Cette insécurité juridique pourrait conduire les assureurs à adopter une position plus stricte en pratique, par exemple dans le cadre de leur politique de souscription (en demandant des informations plus détaillées pour leur permettre de mieux évaluer le risque), lors du traitement des sinistres, etc.
On s’attend généralement à ce que la pratique de l’assurance soit considérablement affectée par l’entrée en vigueur du Livre 6. Les assureurs et la manière dont ils géreront les nouvelles règles sont considérés avec méfiance de toutes parts. Mais alors que le 1er janvier 2025 approche à grands pas, selon les experts, la situation reste remarquablement calme de ce côté-là. Cependant, il faut le rappeler, les nouvelles règles s’appliqueront immédiatement à tous les faits qui surviennent à partir de cette date et qui pourraient engager la responsabilité (elles peuvent donc également interférer avec les contrats en cours).
Pour éviter de commencer 2025 avec une gueule de bois (d’assurance), il convient de revoir activement ces contrats en cours, de vérifier si et dans quelle mesure l’entrée en vigueur du Livre 6 peut avoir un impact sur eux, d’identifier les risques, d’évaluer ces risques par rapport votre couverture d’assurance actuelle et, le cas échéant, anticiper à temps et consulter les spécialistes (juridique/risk manager, courtier d’assurance, assureur, etc.). En tant qu’avocats, nous serons bien entendu également heureux de vous aider dans ce domaine.

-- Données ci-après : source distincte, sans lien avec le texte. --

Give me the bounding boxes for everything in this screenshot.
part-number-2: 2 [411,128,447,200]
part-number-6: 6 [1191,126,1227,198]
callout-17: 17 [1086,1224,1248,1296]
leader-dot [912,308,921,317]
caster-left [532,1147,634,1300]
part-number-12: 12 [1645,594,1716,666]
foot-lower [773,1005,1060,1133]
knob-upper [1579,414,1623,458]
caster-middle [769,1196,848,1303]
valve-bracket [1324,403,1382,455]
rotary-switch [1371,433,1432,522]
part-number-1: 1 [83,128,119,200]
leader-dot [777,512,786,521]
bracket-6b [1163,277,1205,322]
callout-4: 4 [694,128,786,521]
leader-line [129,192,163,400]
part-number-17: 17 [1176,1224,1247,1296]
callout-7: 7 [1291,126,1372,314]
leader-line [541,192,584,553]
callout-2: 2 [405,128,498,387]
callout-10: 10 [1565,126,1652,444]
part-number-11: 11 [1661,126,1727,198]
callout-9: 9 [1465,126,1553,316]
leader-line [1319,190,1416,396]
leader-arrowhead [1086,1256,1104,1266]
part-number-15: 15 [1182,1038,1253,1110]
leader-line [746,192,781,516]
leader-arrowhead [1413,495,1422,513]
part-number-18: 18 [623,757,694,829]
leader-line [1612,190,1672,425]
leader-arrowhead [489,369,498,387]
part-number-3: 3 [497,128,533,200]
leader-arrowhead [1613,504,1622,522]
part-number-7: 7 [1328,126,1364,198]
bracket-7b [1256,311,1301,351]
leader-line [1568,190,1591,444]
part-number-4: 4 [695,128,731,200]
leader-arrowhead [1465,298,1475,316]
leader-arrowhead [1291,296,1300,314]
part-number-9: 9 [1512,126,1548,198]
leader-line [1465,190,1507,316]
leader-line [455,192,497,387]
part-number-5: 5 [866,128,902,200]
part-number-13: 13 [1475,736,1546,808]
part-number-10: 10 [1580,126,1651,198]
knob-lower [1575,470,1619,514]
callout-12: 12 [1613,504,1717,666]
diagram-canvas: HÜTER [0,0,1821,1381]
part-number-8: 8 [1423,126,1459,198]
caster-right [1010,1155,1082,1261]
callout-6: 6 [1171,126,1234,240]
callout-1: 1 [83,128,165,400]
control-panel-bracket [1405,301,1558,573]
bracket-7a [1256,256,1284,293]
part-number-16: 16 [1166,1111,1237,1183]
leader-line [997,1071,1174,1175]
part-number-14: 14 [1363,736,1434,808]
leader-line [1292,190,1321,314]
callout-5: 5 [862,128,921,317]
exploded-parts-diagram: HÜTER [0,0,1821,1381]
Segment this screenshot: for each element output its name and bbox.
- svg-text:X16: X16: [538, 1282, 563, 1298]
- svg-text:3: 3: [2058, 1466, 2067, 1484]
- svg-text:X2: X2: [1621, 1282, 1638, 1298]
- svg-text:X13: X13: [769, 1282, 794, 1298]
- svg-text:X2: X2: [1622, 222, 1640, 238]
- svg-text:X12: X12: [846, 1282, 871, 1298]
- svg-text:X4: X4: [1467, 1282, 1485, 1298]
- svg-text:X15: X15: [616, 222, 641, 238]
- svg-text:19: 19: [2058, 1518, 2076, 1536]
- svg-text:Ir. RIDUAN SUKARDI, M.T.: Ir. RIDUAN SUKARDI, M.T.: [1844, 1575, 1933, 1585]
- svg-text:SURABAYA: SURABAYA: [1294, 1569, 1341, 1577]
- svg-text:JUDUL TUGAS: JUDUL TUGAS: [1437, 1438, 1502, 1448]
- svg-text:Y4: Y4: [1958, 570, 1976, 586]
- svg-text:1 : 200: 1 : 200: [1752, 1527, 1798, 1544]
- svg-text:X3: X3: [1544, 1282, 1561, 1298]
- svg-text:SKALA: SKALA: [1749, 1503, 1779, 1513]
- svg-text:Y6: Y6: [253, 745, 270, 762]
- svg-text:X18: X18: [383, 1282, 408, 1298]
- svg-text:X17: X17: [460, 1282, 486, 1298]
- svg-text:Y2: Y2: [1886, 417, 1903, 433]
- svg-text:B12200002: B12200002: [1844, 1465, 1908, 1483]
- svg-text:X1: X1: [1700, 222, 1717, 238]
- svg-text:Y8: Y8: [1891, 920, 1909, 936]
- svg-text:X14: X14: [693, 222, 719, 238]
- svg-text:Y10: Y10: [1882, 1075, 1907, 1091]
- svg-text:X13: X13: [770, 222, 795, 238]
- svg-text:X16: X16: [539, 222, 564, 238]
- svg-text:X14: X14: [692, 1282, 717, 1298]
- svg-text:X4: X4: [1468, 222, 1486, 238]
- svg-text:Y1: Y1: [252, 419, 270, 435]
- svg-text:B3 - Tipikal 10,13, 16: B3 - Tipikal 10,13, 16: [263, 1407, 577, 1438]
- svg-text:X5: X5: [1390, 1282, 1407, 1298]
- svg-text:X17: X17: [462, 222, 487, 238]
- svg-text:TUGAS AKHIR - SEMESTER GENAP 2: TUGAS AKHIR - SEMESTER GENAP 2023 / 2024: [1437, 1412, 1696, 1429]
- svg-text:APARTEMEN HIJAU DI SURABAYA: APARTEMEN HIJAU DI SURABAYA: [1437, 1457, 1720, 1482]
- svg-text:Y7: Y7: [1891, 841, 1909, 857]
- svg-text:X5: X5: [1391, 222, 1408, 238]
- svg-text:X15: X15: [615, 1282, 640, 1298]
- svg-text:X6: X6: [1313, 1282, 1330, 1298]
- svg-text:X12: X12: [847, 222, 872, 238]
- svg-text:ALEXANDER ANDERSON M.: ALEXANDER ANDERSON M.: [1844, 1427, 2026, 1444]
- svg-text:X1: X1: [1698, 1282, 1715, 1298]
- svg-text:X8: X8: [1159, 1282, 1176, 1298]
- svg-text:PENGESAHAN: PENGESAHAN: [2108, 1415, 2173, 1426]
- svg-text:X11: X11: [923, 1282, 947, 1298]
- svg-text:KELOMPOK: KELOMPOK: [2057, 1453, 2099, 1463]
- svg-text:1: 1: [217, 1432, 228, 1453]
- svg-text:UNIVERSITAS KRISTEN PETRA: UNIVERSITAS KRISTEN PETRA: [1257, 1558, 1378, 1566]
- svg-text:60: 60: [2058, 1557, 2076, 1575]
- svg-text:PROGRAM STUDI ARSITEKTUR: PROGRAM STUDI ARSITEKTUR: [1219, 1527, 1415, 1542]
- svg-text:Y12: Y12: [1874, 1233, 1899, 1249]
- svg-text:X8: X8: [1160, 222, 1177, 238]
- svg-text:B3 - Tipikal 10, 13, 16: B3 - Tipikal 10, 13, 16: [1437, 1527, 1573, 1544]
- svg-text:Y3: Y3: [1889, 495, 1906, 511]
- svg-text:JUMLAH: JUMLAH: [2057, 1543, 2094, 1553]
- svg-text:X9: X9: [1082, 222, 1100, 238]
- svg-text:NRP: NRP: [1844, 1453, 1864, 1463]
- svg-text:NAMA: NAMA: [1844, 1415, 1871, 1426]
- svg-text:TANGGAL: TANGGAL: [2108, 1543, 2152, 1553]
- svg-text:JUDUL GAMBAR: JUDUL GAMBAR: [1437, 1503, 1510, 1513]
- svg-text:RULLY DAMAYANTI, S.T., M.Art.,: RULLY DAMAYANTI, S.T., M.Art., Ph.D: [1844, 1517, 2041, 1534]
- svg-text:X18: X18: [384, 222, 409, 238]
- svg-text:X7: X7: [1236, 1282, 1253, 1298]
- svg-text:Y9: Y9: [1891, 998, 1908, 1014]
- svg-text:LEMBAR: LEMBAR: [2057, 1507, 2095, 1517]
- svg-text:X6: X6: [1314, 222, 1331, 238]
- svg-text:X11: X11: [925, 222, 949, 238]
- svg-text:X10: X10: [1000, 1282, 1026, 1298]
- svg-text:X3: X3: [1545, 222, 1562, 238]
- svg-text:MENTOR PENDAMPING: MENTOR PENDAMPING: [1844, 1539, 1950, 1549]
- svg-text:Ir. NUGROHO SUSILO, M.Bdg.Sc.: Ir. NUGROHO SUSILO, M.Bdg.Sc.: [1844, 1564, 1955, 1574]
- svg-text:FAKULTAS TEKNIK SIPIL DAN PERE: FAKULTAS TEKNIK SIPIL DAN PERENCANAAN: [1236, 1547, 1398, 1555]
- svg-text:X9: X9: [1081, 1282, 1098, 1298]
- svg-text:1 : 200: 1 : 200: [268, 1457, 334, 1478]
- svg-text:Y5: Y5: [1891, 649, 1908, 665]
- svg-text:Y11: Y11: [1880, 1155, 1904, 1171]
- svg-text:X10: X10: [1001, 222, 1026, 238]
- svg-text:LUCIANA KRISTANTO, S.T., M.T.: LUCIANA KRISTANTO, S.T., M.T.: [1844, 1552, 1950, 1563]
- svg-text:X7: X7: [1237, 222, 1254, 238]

[1] Voir aussi : Flash info : le livre 6 du Code civil néerlandais entre en vigueur le 1er janvier 2025. Soyez prêt. | Schoups, Projet de loi Livre 6 du Code civil et la suppression de la quasi-immunité de l’agent exécutif : un état des lieux | Schoups, Projet de loi Livre 6 du Code Civil voté par la Chambre : les dernières étapes vers un nouveau droit de la responsabilité extracontractuelle | Schoups, La responsabilité des dirigeants de sociétés – Qu’apporte le livre 6 du Code civil néerlandais ? | Schoups, Introduction du livre 6 du Code civil néerlandais : plus de possibilités pour le juge sur le fond | Schoups.
[2] Loi du 7 février 2024 contenant le livre 6 « Responsabilité extracontractuelle » du Code civil, BS 1er juillet 2024, 79393.
[3] La loi prévoit une exception pour les demandes d’indemnisation pour dommages physiques et psychologiques et pour erreurs intentionnelles. Aucune défense contractuelle contre cela ne sera possible.